André Parent, professeur au Département de psychiatrie et neurosciences: «Les cerveaux de personnes décédées sont une source d'information exceptionnelle.»
C'est en 1995 que le professeur de neurobiologie de la Faculté de médecine a entrepris la mise sur pied de ce qui est devenu la banque de cerveaux du Centre de recherche Université Laval-Robert Giffard (CRULRG). À l'époque, ce spécialiste des ganglions de la base, une région du cerveau qui contrôle le comportement psychomoteur et la planification du mouvement, souhaitait étendre à l'humain ses travaux qui portaient jusque-là sur les animaux. «J'ai pensé mettre à la disposition de la communauté scientifique les spécimens que j'allais recueillir pour mes propres travaux en créant une banque», raconte le professeur Parent.
La collaboration des neurologues, du personnel infirmier et des pathologistes de la région de Québec et de l'Est de la province s'est avérée cruciale pour obtenir ces précieux organes. Il arrive à l'occasion que des personnes signent une autorisation de don d'organes alors qu'elles sont encore bien portantes.
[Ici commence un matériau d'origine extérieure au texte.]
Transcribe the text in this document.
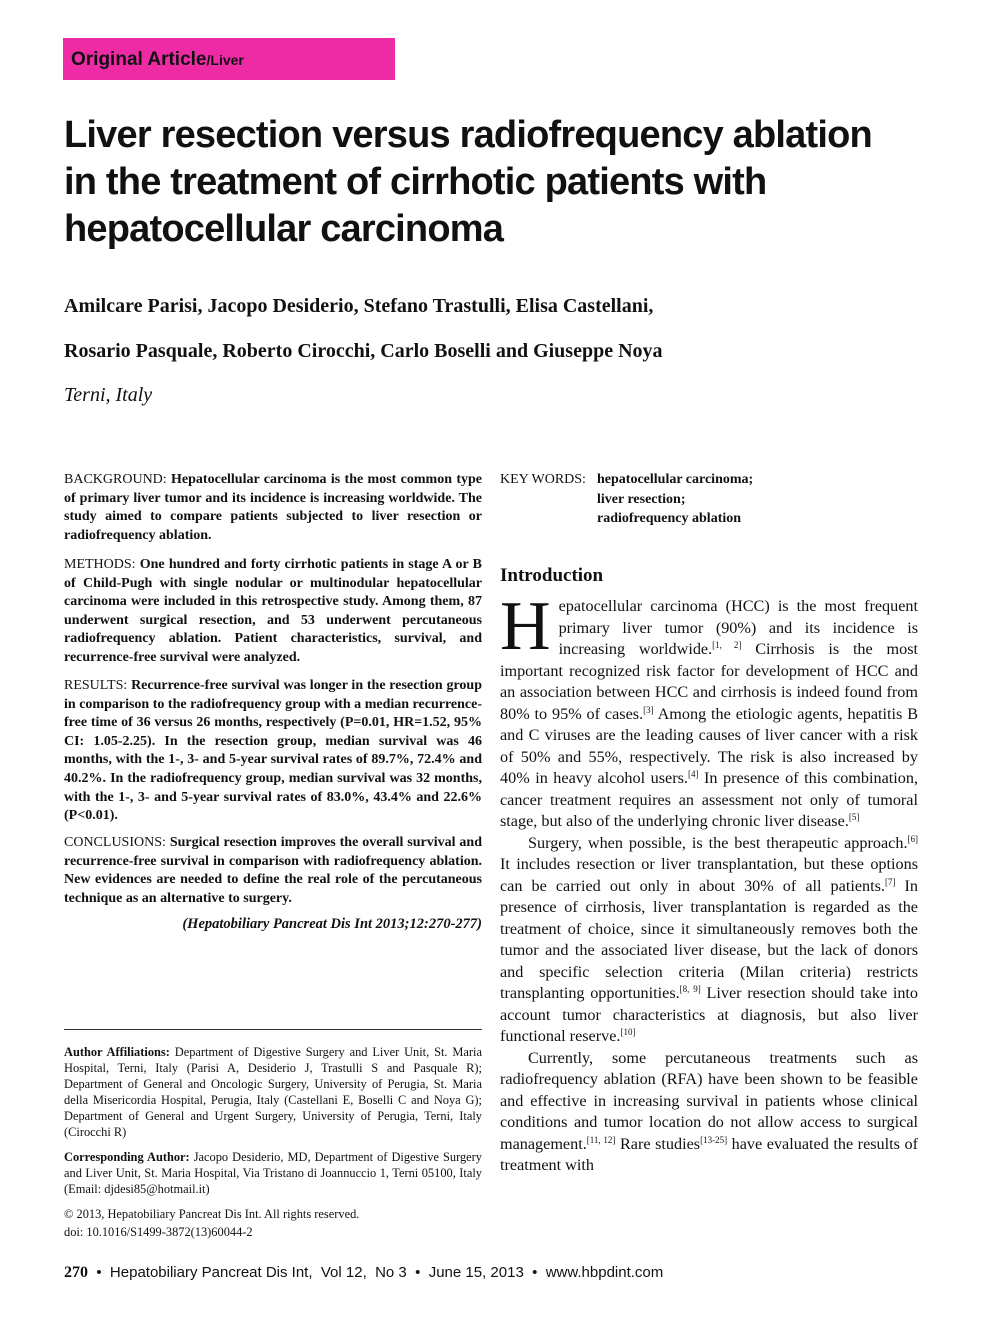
Original Article/Liver
Liver resection versus radiofrequency ablation
in the treatment of cirrhotic patients with
hepatocellular carcinoma
Amilcare Parisi, Jacopo Desiderio, Stefano Trastulli, Elisa Castellani,
Rosario Pasquale, Roberto Cirocchi, Carlo Boselli and Giuseppe Noya
Terni, Italy
BACKGROUND: Hepatocellular carcinoma is the most common type of primary liver tumor and its incidence is increasing worldwide. The study aimed to compare patients subjected to liver resection or radiofrequency ablation.
METHODS: One hundred and forty cirrhotic patients in stage A or B of Child-Pugh with single nodular or multinodular hepatocellular carcinoma were included in this retrospective study. Among them, 87 underwent surgical resection, and 53 underwent percutaneous radiofrequency ablation. Patient characteristics, survival, and recurrence-free survival were analyzed.
RESULTS: Recurrence-free survival was longer in the resection group in comparison to the radiofrequency group with a median recurrence-free time of 36 versus 26 months, respectively (P=0.01, HR=1.52, 95% CI: 1.05-2.25). In the resection group, median survival was 46 months, with the 1-, 3- and 5-year survival rates of 89.7%, 72.4% and 40.2%. In the radiofrequency group, median survival was 32 months, with the 1-, 3- and 5-year survival rates of 83.0%, 43.4% and 22.6% (P<0.01).
CONCLUSIONS: Surgical resection improves the overall survival and recurrence-free survival in comparison with radiofrequency ablation. New evidences are needed to define the real role of the percutaneous technique as an alternative to surgery.
(Hepatobiliary Pancreat Dis Int 2013;12:270-277)
Author Affiliations: Department of Digestive Surgery and Liver Unit, St. Maria Hospital, Terni, Italy (Parisi A, Desiderio J, Trastulli S and Pasquale R); Department of General and Oncologic Surgery, University of Perugia, St. Maria della Misericordia Hospital, Perugia, Italy (Castellani E, Boselli C and Noya G); Department of General and Urgent Surgery, University of Perugia, Terni, Italy (Cirocchi R)
Corresponding Author: Jacopo Desiderio, MD, Department of Digestive Surgery and Liver Unit, St. Maria Hospital, Via Tristano di Joannuccio 1, Terni 05100, Italy (Email: djdesi85@hotmail.it)
© 2013, Hepatobiliary Pancreat Dis Int. All rights reserved.
doi: 10.1016/S1499-3872(13)60044-2
KEY WORDS: hepatocellular carcinoma;
liver resection;
radiofrequency ablation
Introduction

Hepatocellular carcinoma (HCC) is the most frequent primary liver tumor (90%) and its incidence is increasing worldwide.[1, 2] Cirrhosis is the most important recognized risk factor for development of HCC and an association between HCC and cirrhosis is indeed found from 80% to 95% of cases.[3] Among the etiologic agents, hepatitis B and C viruses are the leading causes of liver cancer with a risk of 50% and 55%, respectively. The risk is also increased by 40% in heavy alcohol users.[4] In presence of this combination, cancer treatment requires an assessment not only of tumoral stage, but also of the underlying chronic liver disease.[5]

Surgery, when possible, is the best therapeutic approach.[6] It includes resection or liver transplantation, but these options can be carried out only in about 30% of all patients.[7] In presence of cirrhosis, liver transplantation is regarded as the treatment of choice, since it simultaneously removes both the tumor and the associated liver disease, but the lack of donors and specific selection criteria (Milan criteria) restricts transplanting opportunities.[8, 9] Liver resection should take into account tumor characteristics at diagnosis, but also liver functional reserve.[10]

Currently, some percutaneous treatments such as radiofrequency ablation (RFA) have been shown to be feasible and effective in increasing survival in patients whose clinical conditions and tumor location do not allow access to surgical management.[11, 12] Rare studies[13-25] have evaluated the results of treatment with

270  •  Hepatobiliary Pancreat Dis Int, Vol 12, No 3  •  June 15, 2013  •  www.hbpdint.com
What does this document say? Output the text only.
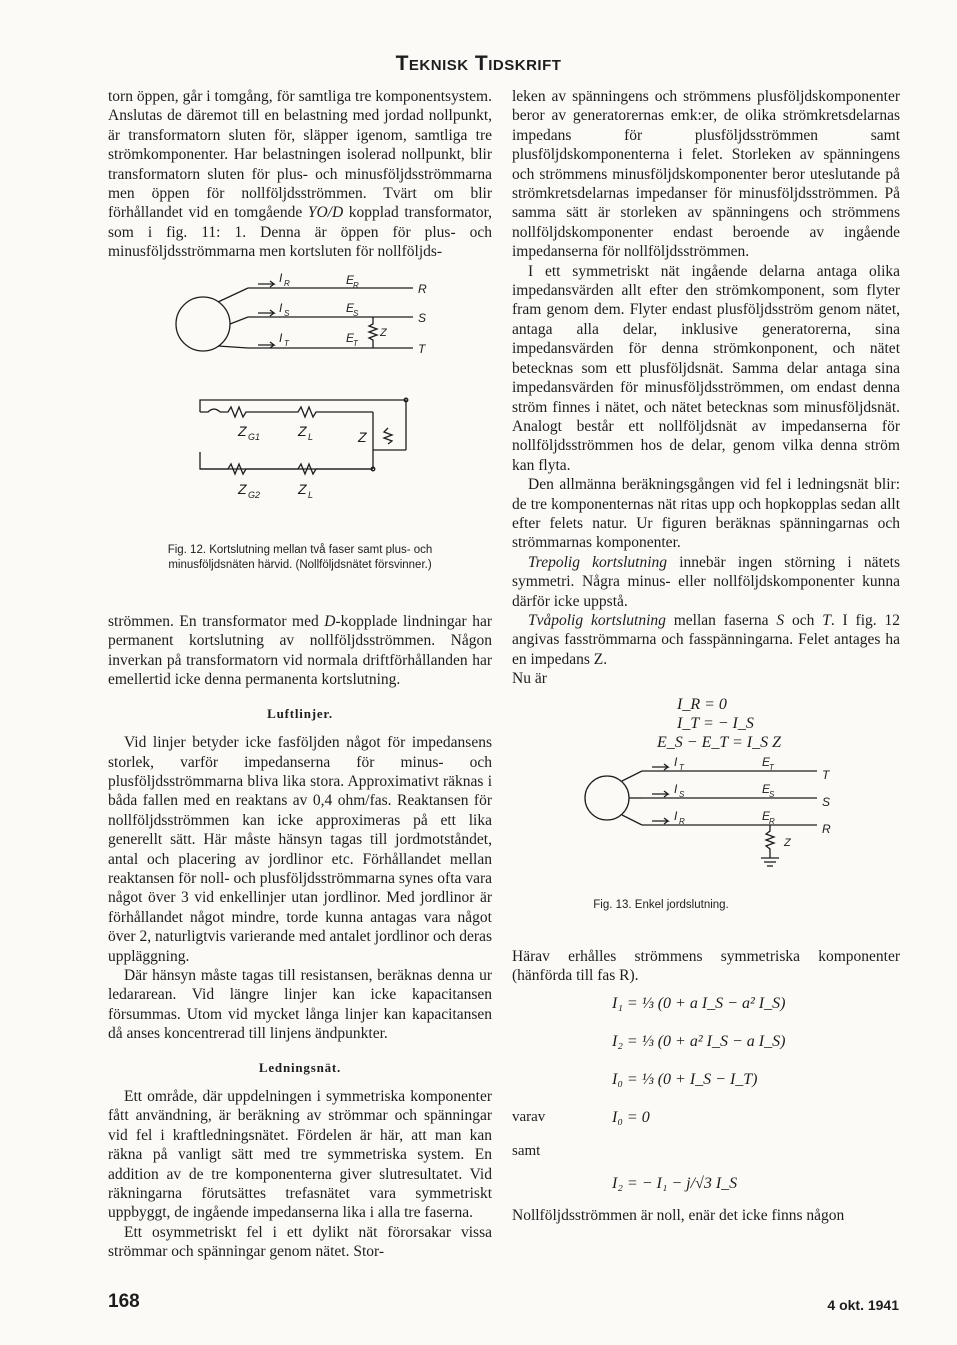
Teknisk Tidskrift

torn öppen, går i tomgång, för samtliga tre komponentsystem. Anslutas de däremot till en belastning med jordad nollpunkt, är transformatorn sluten för, släpper igenom, samtliga tre strömkomponenter. Har belastningen isolerad nollpunkt, blir transformatorn sluten för plus- och minusföljdsströmmarna men öppen för nollföljdsströmmen. Tvärt om blir förhållandet vid en tomgående YO/D kopplad transformator, som i fig. 11: 1. Denna är öppen för plus- och minusföljdsströmmarna men kortsluten för nollföljds-

I R
I S
I T
E
R
E
S
E
T
Z
R
S
T
Z G1	Z L	Z
Z G2	Z L
Fig. 12. Kortslutning mellan två faser samt plus- och minusföljdsnäten härvid. (Nollföljdsnätet försvinner.)

strömmen. En transformator med D-kopplade lindningar har permanent kortslutning av nollföljdsströmmen. Någon inverkan på transformatorn vid normala driftförhållanden har emellertid icke denna permanenta kortslutning.

Luftlinjer.

Vid linjer betyder icke fasföljden något för impedansens storlek, varför impedanserna för minus- och plusföljdsströmmarna bliva lika stora. Approximativt räknas i båda fallen med en reaktans av 0,4 ohm/fas. Reaktansen för nollföljdsströmmen kan icke approximeras på ett lika generellt sätt. Här måste hänsyn tagas till jordmotståndet, antal och placering av jordlinor etc. Förhållandet mellan reaktansen för noll- och plusföljdsströmmarna synes ofta vara något över 3 vid enkellinjer utan jordlinor. Med jordlinor är förhållandet något mindre, torde kunna antagas vara något över 2, naturligtvis varierande med antalet jordlinor och deras uppläggning.

Där hänsyn måste tagas till resistansen, beräknas denna ur ledararean. Vid längre linjer kan icke kapacitansen försummas. Utom vid mycket långa linjer kan kapacitansen då anses koncentrerad till linjens ändpunkter.

Ledningsnät.

Ett område, där uppdelningen i symmetriska komponenter fått användning, är beräkning av strömmar och spänningar vid fel i kraftledningsnätet. Fördelen är här, att man kan räkna på vanligt sätt med tre symmetriska system. En addition av de tre komponenterna giver slutresultatet. Vid räkningarna förutsättes trefasnätet vara symmetriskt uppbyggt, de ingående impedanserna lika i alla tre faserna.

Ett osymmetriskt fel i ett dylikt nät förorsakar vissa strömmar och spänningar genom nätet. Stor-

leken av spänningens och strömmens plusföljdskomponenter beror av generatorernas emk:er, de olika strömkretsdelarnas impedans för plusföljdsströmmen samt plusföljdskomponenterna i felet. Storleken av spänningens och strömmens minusföljdskomponenter beror uteslutande på strömkretsdelarnas impedanser för minusföljdsströmmen. På samma sätt är storleken av spänningens och strömmens nollföljdskomponenter endast beroende av ingående impedanserna för nollföljdsströmmen.

I ett symmetriskt nät ingående delarna antaga olika impedansvärden allt efter den strömkomponent, som flyter fram genom dem. Flyter endast plusföljdsström genom nätet, antaga alla delar, inklusive generatorerna, sina impedansvärden för denna strömkonponent, och nätet betecknas som ett plusföljdsnät. Samma delar antaga sina impedansvärden för minusföljdsströmmen, om endast denna ström finnes i nätet, och nätet betecknas som minusföljdsnät. Analogt består ett nollföljdsnät av impedanserna för nollföljdsströmmen hos de delar, genom vilka denna ström kan flyta.

Den allmänna beräkningsgången vid fel i ledningsnät blir: de tre komponenternas nät ritas upp och hopkopplas sedan allt efter felets natur. Ur figuren beräknas spänningarnas och strömmarnas komponenter.

Trepolig kortslutning innebär ingen störning i nätets symmetri. Några minus- eller nollföljdskomponenter kunna därför icke uppstå.

Tvåpolig kortslutning mellan faserna S och T. I fig. 12 angivas fasströmmarna och fasspänningarna. Felet antages ha en impedans Z.

Nu är

I_R = 0
I_T = − I_S
E_S − E_T = I_S Z
I T
I S
I R
E
T
E
S
E
R
Z
T
S
R
Fig. 13. Enkel jordslutning.

Härav erhålles strömmens symmetriska komponenter (hänförda till fas R).

I₁ = ⅓ (0 + a I_S − a² I_S)
I₂ = ⅓ (0 + a² I_S − a I_S)
I₀ = ⅓ (0 + I_S − I_T)
varav	I₀ = 0
samt
I₂ = − I₁ − j/√3 I_S

Nollföljdsströmmen är noll, enär det icke finns någon

168	4 okt. 1941
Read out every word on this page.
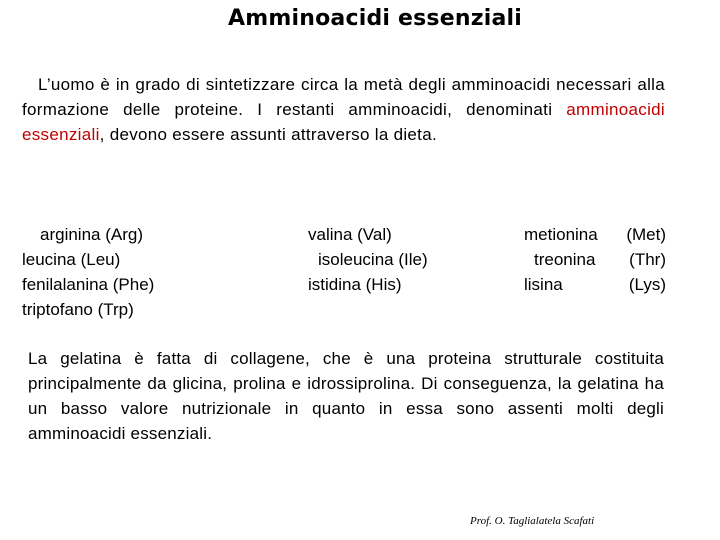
Amminoacidi essenziali
L’uomo è in grado di sintetizzare circa la metà degli amminoacidi necessari alla formazione delle proteine. I restanti amminoacidi, denominati amminoacidi essenziali, devono essere assunti attraverso la dieta.
arginina (Arg)
leucina (Leu)
fenilalanina (Phe)
triptofano (Trp)
valina (Val)
isoleucina (Ile)
istidina (His)
metionina (Met)
treonina (Thr)
lisina	(Lys)
La gelatina è fatta di collagene, che è una proteina strutturale costituita principalmente da glicina, prolina e idrossiprolina. Di conseguenza, la gelatina ha un basso valore nutrizionale in quanto in essa sono assenti molti degli amminoacidi essenziali.
Prof. O. Taglialatela Scafati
Le plus souvent par contre, ce sont les neurologues ou le personnel infirmier qui font de la sensibilisation auprès des proches de patients atteints de maladies neurodégénératives incapables de prendre eux-mêmes une décision éclairée. La collaboration des pathologistes est aussi essentielle parce qu'il faut prélever le cerveau dans les 24 premières heures qui suivent le décès pour qu'on puisse en tirer des données fiables. «Il faut procéder le plus rapidement possible parce que les neurotransmetteurs que nous étudions ont une courte durée de vie», précise André Parent. Grâce à l'aide soutenue de ces collaborateurs, la collection continue de s'enrichir de cinq à dix nouveaux spécimens chaque année.
Pour la science
Quant à savoir si ce matériel sert vraiment à faire progresser les connaissances, le professeur Parent est formel. «Une dizaine de chercheurs de Québec et de Montréal ont recours à cette banque pour leurs travaux. En 15 ans, j'ai publié une trentaine d'articles scientifiques à partir des données que j'en ai tirées. Jamais je n'aurais cru qu'on pouvait en apprendre autant à partir de cerveaux de personnes décédées. C'est une source d'information exceptionnelle.»
Il existe une autre banque de cerveaux au Québec, celle de l'Hôpital Douglas, un établissement affilié à McGill. «Les deux banques fonctionnent suivant des procédures identiques afin d’assurer à la communauté scientifique le plus grand accès possible à ce précieux matériel, mais elles ont aussi leurs spécificités. La banque de McGill contient surtout des cerveaux de suicidés et de personnes qui souffraient d'alzheimer. La nôtre regroupe des cerveaux de personnes qui souffraient de troubles du mouvement, essentiellement la maladie de Parkinson et la chorée de Huntington, ainsi que certains types de démence.»
Il est difficile de trouver du financement pour maintenir pareilles banques, reconnaît le professeur Parent. «Les grands organismes subventionnaires donnent priorité aux projets de recherche et il y a peu de fonds pour les services communs comme une banque de cerveaux.» Il y a trois ans, le Fonds de recherche en santé du Québec a donné un coup de pouce aux banques de McGill et de Laval en leur accordant 375 000 $. Cette subvention se termine à la fin du mois de mars et elle n'a pas été renouvelée. Comme il le faisait auparavant, le professeur Parent va maintenir à flot la banque du CRULRG en puisant dans ses fonds de recherche. «Je suis toutefois conscient qu'il faudra trouver un autre moyen pour assurer la pérennité de la banque de cerveaux. Parce que personne n'est éternel.»